1. What does it mean by "70%"? Is there a 30% chance that it might not be cancer?
2. Post-surgery, she realizes that she will most likely have to take hormonal supplements. What are the side effects of these drugs?
3. The doctor told her that she will also need to take calcium supplements, since she won't have a thyroid to organize and distribute calcium intake. Is consuming calcium through natural means (ie. food, rather than drugs) futile? Will they not get deposited into the body the same way that calcium supplements would?
4. Her mass lies only on one side of her thyroid gland. A bit of research of my part revealed that it is possible to leave half the gland behind. If given the choice, which option is usually better? If half is left, are the chances of cancer recurrence higher?
She received the news in Korea, where the health care system is superb but the doctors are generally mean and unhelpful. Any help would be appreciated.
1. I'm not sure about this question. She should ask her doctor about it.
2. The side effects mostly come when the dosage is off, like when she has too much or too little. It sometimes takes time before they get the dosage right for the person and there is adjustment time of 2-3 months in between dose changes. So it can take time. Also, other things, like gaining or losing weight can change what dosage she will need. Some people do say that the supplemental pills don't works as well for them as their regular thyroid did, so they might be candidates for T3/T4 combination therapy, but I recommend that people try the T4 alone first, since many people are fine with that. If after she is on a "correct dosage" according to the blood tests and she doesn't feel right, then it may be time to explore other options. Some people also say that they gain weight, regardless of what dose they are on, but regular physical activity can help this a great deal.
3. It's not the thyroid that distributes the calcium intake (did the doctor really say that?!). The *parathyorid* glands do that and those shouldn't be removed if the surgeon knows what he is doing (unless those are cancerous). One or two may be removed because they may be imbedded in the thyroid gland or just because of how small they are, but there are four of them and it is very rare for all of them to be removed unless all of them are imbedded or the surgeon really doesn't know what he is doing.
She should take calcium supplements, however, because usually they want patients after thyroid cancer to be on a higher dose of thyroid hormone that is slightly hyperthyroid and this can cause calcium depletion and lead to osteoporosis.
If she gets a diet high in calcium, maybe she would be okay, but supplementing that would still be good if the doctor recommends it. However, if her parathyroid glands were removed during surgery, she will need supplemental, quick acting calcium several times a day to keep her blood calcium levels up, otherwise they could dip dangerously low. We don't just need calcium for our bones, but also for nerve function. It's vital.
4. I don't usually give a total recommendation, but given that your mom has such a strong family history of thyroid cancer and the fact that she is almost 50, I would think that removing just half wouldn't be a very good idea.

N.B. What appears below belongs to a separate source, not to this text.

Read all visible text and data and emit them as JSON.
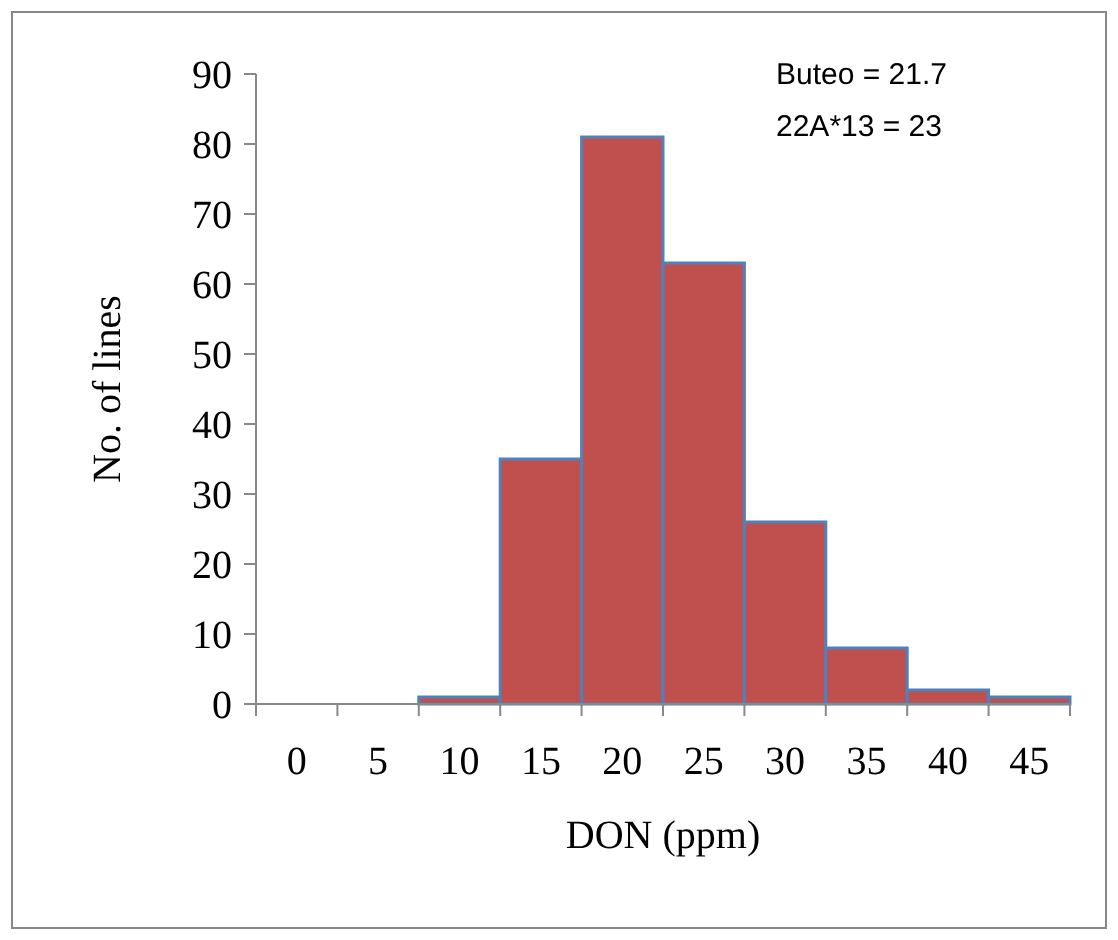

Age generally isn't a positive factor in these things. It also depends on how large the nodule is (hers is small), but if she doesn't want to have to worry about it anymore. She also wouldn't be able to have RAI treatment unless she had a total thyroidectomy. They would be able to give her yearly or bi-yearly ultrasounds, but not the blood tests for thyroglobulins that track thyroid cell growth (that wouldn't be useful if there is still thyroid tissue).
I hope this helps. I wish your mom the best. Please re-post if you have more questions.
(Also, how can a healthcare system be superb if the doctors are mean and unhelpful? That's most of the quality of a healthcare system, if you ask me, how much the doctors care about and listen to their patients.)